Predatory Plants

Several dangerous plants exist across Aropria. Ones that bear toxic spores and fruit, others that cause allergic reactions, more that bear spines and spikes. Only the least wary or most unlucky fall victim to these plants, however, they bear these traits for defensive purposes. Certain types of plants have evolved to require predation, and are certainly more dangerous than their defensive counterparts. The most common four are listed below.

Pitcher Plants:

Pitcher Plants have large sacs filled with a cloying syrup that restricts the movements of its prey and serves as a digestive substance. Smaller variants resemble normal flowers and attract creatures inside with tantalizingly tasty and bright fruit near its core, and most catch animals that range in size up to a small dog. Variants act as trapdoor pods, and exist underneath the earth and can grow to be quite large, able to ingest even a couple of large humanoids at once. These are much harder to spot as the native foliage covers its “mouth” well, and produces a film across the top that allows small amounts of weight on it before it snaps and sends the prey inside. The syrup inside each pot of the pitcher plant is incredibly sticky, and may sometimes be used as a replacement for cements if carefully gathered. Pitcher plants of all varieties grow best in warm climates. Clusters of these dangerous plants appear often, resulting from the seeds of the less tasty fruit outside of their pitchers being spread nearby.

Snap Catchers:

Snap Catchers are strange plants that trap prey with a powerful “jaw” consisting of 2 leaves that are about as hard as wood. Snap catchers are fairly large, and there is no limit to the size they may grow, though most only become large enough to eat a single human. Once a creature steps on its roots exerting enough pressure, a series of internal passageways open and simulate muscular action with what effectively amounts to hydraulics and causes the jaw of the plant to snap down onto the disturbance. So long as the roots remain undisturbed, the plant takes no actions. If the blunt force trauma isn’t enough to kill its target, the mouth of the plant quickly fills with water and a slightly corrosive syrup after righting itself, resulting in any prey that survives the blow to drown. The Snap Catcher then releases its jaw, allowing the prey to fall to the roots as mulch, often attracting scavengers to be turned into more food for the plant. Snap Catchers are solitary and found in marshy conditions, either partially submerged beneath the mire, or disguised as part of a tree. Their aggressive root spread makes them very parasitic to other flora in the area.

Alium’s Ear:

Named for the gray pallid tones of the mushroom, Alium’s ear is a strange fungal parasite that takes roots in the spinal fluid of host bodies from non-plant based creatures. Normally they only pose dangers to tiny creatures and insects, but in rare instances pose a danger to humanoids who eat infected animals that haven’t exhibited clear symptoms of infection yet, though even then the chance to become infected is low. For those cases, imagine scenarios with slow moving zombies with the aesthetic of the last of us clickers. Alium’s Ear appears in cold regions that exhibit high humidity.

Strangler Roots:

These vines and roots can adapt to all but the most inhospitable climates. They parasitize themselves onto trees, bushes, and swathes of fields where they fight with the other flora for nutrients. However, their added diet allows them to hunt for meat too, and are able to track living creatures that enter into their range before surging onto them where they constrict the creature to death. Strangler Roots are otherwise barely mobile, and will stay in a single location for a long time. Their area if not subsuming a tree usually ranges from a 5 foot patch to a massive 25 foot wide area.

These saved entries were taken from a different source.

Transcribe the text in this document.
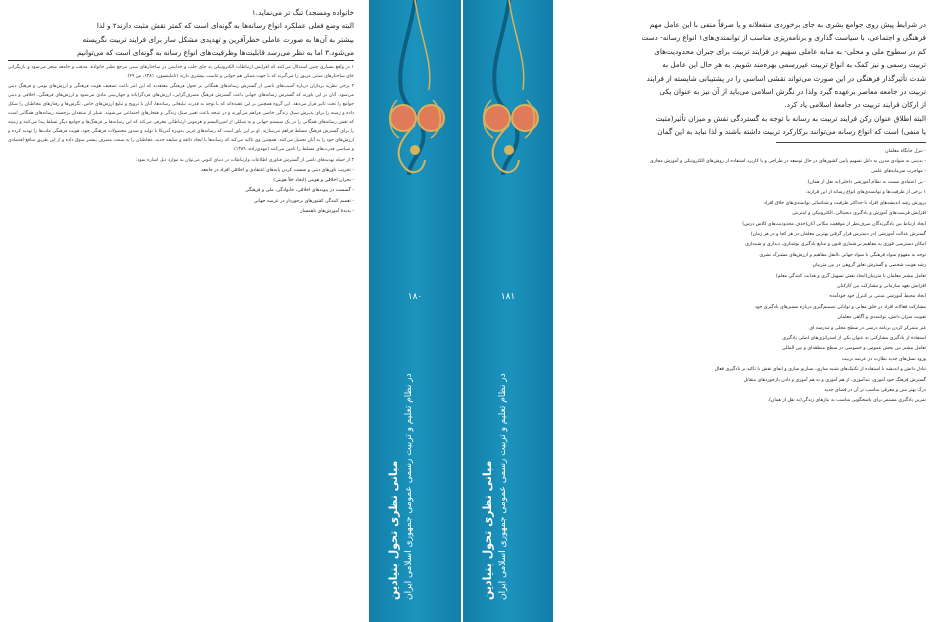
خانواده ومسجد) تنگ تر می‌نماید.۱

البته وضع فعلی عملکرد انواع رسانه‌ها به گونه‌ای است که کمتر نقش مثبت دارند۲ و لذا

بیشتر به آن‌ها به صورت عاملی خطرآفرین و تهدیدی مشکل ساز برای فرایند تربیت نگریسته

می‌شود.۳ اما به نظر می‌رسد قابلیت‌ها وظرفیت‌های انواع رسانه به گونه‌ای است که می‌توانیم

۱ در واقع بسیاری چنین استدلال می‌کنند که افزایش ارتباطات الکترونیکی به جای جلب و جذابیتی در ساختارهای سنی مرجع نظیر خانواده، مذهب و جامعه منجر می‌شود و بازیگرانی جای ساختارهای سنتی مزبور را می‌گیرند که با جهت ممکن هم خوانی و تناسب بیشتری دارند (تاملینسون، ۱۳۸۱، ص ۴۹).

۲ برخی نظریه پردازان درباره آسیب‌های ناشی از گسترش رسانه‌های همگانی بر تحول فرهنگی معتقدند که این امر باعث تضعیف هویت فرهنگی و ارزش‌های بومی و فرهنگ دینی می‌شود. آنان بر این باورند که گسترش رسانه‌های جهانی باعث گسترش فرهنگ مصرف‌گرایی، ارزش‌های فردگرایانه و جهان‌بینی مادی می‌شود و ارزش‌های فرهنگی، اخلاقی و دینی جوامع را تحت تاثیر قرار می‌دهد. این گروه همچنین بر این عقیده‌اند که با توجه به قدرت تبلیغاتی رسانه‌ها، آنان با ترویج و تبلیغ ارزش‌های خاص، نگرش‌ها و رفتارهای مخاطبان را شکل داده و زمینه را برای پذیرش سبک زندگی خاصی فراهم می‌آورند و در نتیجه باعث تغییر سبک زندگی و هنجارهای اجتماعی می‌شوند. شیلر از منتقدان برجسته رسانه‌های همگانی است که نقش رسانه‌های همگانی را در یک سیستم جهانی و به شکلی از امپریالیسم و هژمونی ارتباطاتی معرفی می‌کند که این رسانه‌ها بر فرهنگ‌ها و جوامع دیگر تسلط پیدا می‌کنند و زمینه را برای گسترش فرهنگ مسلط فراهم می‌سازند. او بر این باور است که رسانه‌های غربی به‌ویژه آمریکا با تولید و صدور محصولات فرهنگی خود، هویت فرهنگی ملت‌ها را تهدید کرده و ارزش‌های خود را به آنان تحمیل می‌کنند. همچنین وی تاکید می‌کند که رسانه‌ها با ایجاد ذائقه و سلیقه جدید، مخاطبان را به سمت مصرف بیشتر سوق داده و از این طریق منافع اقتصادی و سیاسی قدرت‌های مسلط را تامین می‌کنند (مهدی‌زاده، ۱۳۸۹).

۳ از جمله تهدیدهای ناشی از گسترش فناوری اطلاعات وارتباطات در دنیای کنونی می‌توان به موارد ذیل اشاره نمود:

- تخریب باورهای دینی و سست کردن پایه‌های اعتقادی و اخلاقی افراد در جامعه
- بحران اخلاقی و هویتی (ایجاد خلأ هویتی)
- گسست در پیوندهای اخلاقی، خانوادگی، ملی و فرهنگی
- تعمیم کنندگی کشورهای برخوردار در عرصه جهانی
- پدیدهٔ آموزش‌های ناهمساز
۱۸۰
مبانی نظری تحول بنیادین در نظام تعلیم و تربیت رسمی عمومی جمهوری اسلامی ایران

در شرایط پیش روی جوامع بشری به جای برخوردی منفعلانه و یا صرفاً منفی با این عامل مهم

فرهنگی و اجتماعی، با سیاست گذاری و برنامه‌ریزی مناسب از توانمندی‌های۱ انواع رسانه- دست

کم در سطوح ملی و محلی- به منابه عاملی سهیم در فرایند تربیت برای جبران محدودیت‌های

تربیت رسمی و نیز کمک به انواع تربیت غیررسمی بهره‌مند شویم. به هر حال این عامل به

شدت تأثیرگذار فرهنگی در این صورت می‌تواند نقشی اساسی را در پشتیبانی شایسته از فرایند

تربیت در جامعه معاصر برعهده گیرد ولذا در نگرش اسلامی می‌باید از آن نیز به عنوان یکی

از ارکان فرایند تربیت در جامعهٔ اسلامی یاد کرد.

البته اطلاق عنوان رکن فرایند تربیت به رسانه با توجه به گستردگی نقش و میزان تأثیر(مثبت

یا منفی) است که انواع رسانه می‌توانند برکارکرد تربیت داشته باشند و لذا نباید به این گمان

- تنزل جایگاه معلمان
- بدبینی به سوادی مدرن به دلیل تسهیم پایین کشورهای در حال توسعه در طراحی و یا کاربرد استفاده از روش‌های الکترونیکی و آموزش مجازی
- مهاجرت سرمایه‌های علمی
- بی اعتمادی نسبت به نظام آموزشی داخلی(به نقل از همان).
۱ برخی از ظرفیت‌ها و توانمندی‌های انواع رسانه از این قرارند:
پرورش رشد اندیشه‌های افراد با حداکثر ظرفیت و شناسائی توانمندی‌های خلاق افراد
افزایش فرصت‌های آموزش و یادگیری دیجیتالی، الکترونیکی و اینترنتی
ایجاد ارتباط بین یادگیرندگان صرف‌نظر از موقعیت مکانی آنان(حذف محدودیت‌های کلاس درس)
گسترش عدالت آموزشی (در دسترس قرار گرفتن بهترین معلمان در هر کجا و در هر زمان)
امکان دسترسی فوری به مفاهیم بی‌شماری فنون و منابع یادگیری نوشتاری، دیداری و شنیداری
توجه به مفهوم سواد فرهنگی با سواد جهانی بالنقل مفاهیم و ارزش‌های مشترک بشری
رشد هویت شخصی و گسترش تعلق گروهی در بین متربیان
تعامل بیشتر معلمان با متربیان(ایجاد نقش تسهیل گری و هدایت کنندگی معلم)
افزایش تعهد سازمانی و مشارکت بین کارکنان
ایجاد محیط آموزشی مبتنی بر کنترل خود خودآمده
مشارکت فعالانه افراد در خلق معانی و توانایی تصمیم‌گیری درباره مسیرهای یادگیری خود
تقویت میزان دانش، توانمندی و آگاهی معلمان
غیر متمرکز کردن برنامه درسی در سطح محلی و مدرسه ای
استفاده از یادگیری مشارکتی به عنوان یکی از استراتژی‌های اصلی یادگیری
تعامل بیشتر بین بخش عمومی و خصوصی در سطح منطقه‌ای و بین المللی
ورود نسل‌های جدید نظارت در عرصه تربیت
تبادل دانش و اندیشه با استفاده از تکنیک‌های شبیه سازی، سناریو سازی و ایفای نقش با تاکید بر یادگیری فعال
گسترش فرهنگ خود آموزی، تندآموزی، از هم آموزی و به هم آموزی و دادن بازخوردهای متقابل
درک بهتر متن و معرفی مناسب تر آن در فضای جدید
تمرین یادگیری مستمر برای پاسخگویی مناسب به نیازهای زندگی(به نقل از همان).
۱۸۱
مبانی نظری تحول بنیادین در نظام تعلیم و تربیت رسمی عمومی جمهوری اسلامی ایران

Transition from Plant to Monster:

If any one of these predatory plants manages to eat a humanoid, or other creature with sapience, it begins to immediately develop a congruence core of its own, and rapidly grow with strange mutations. The mutations are almost entirely unique, since they are based more on the poor soul who was lost to the plant than the plant itself. The dangers of a predator plant are less from the mundane variety, and almost entirely from these isolated strains.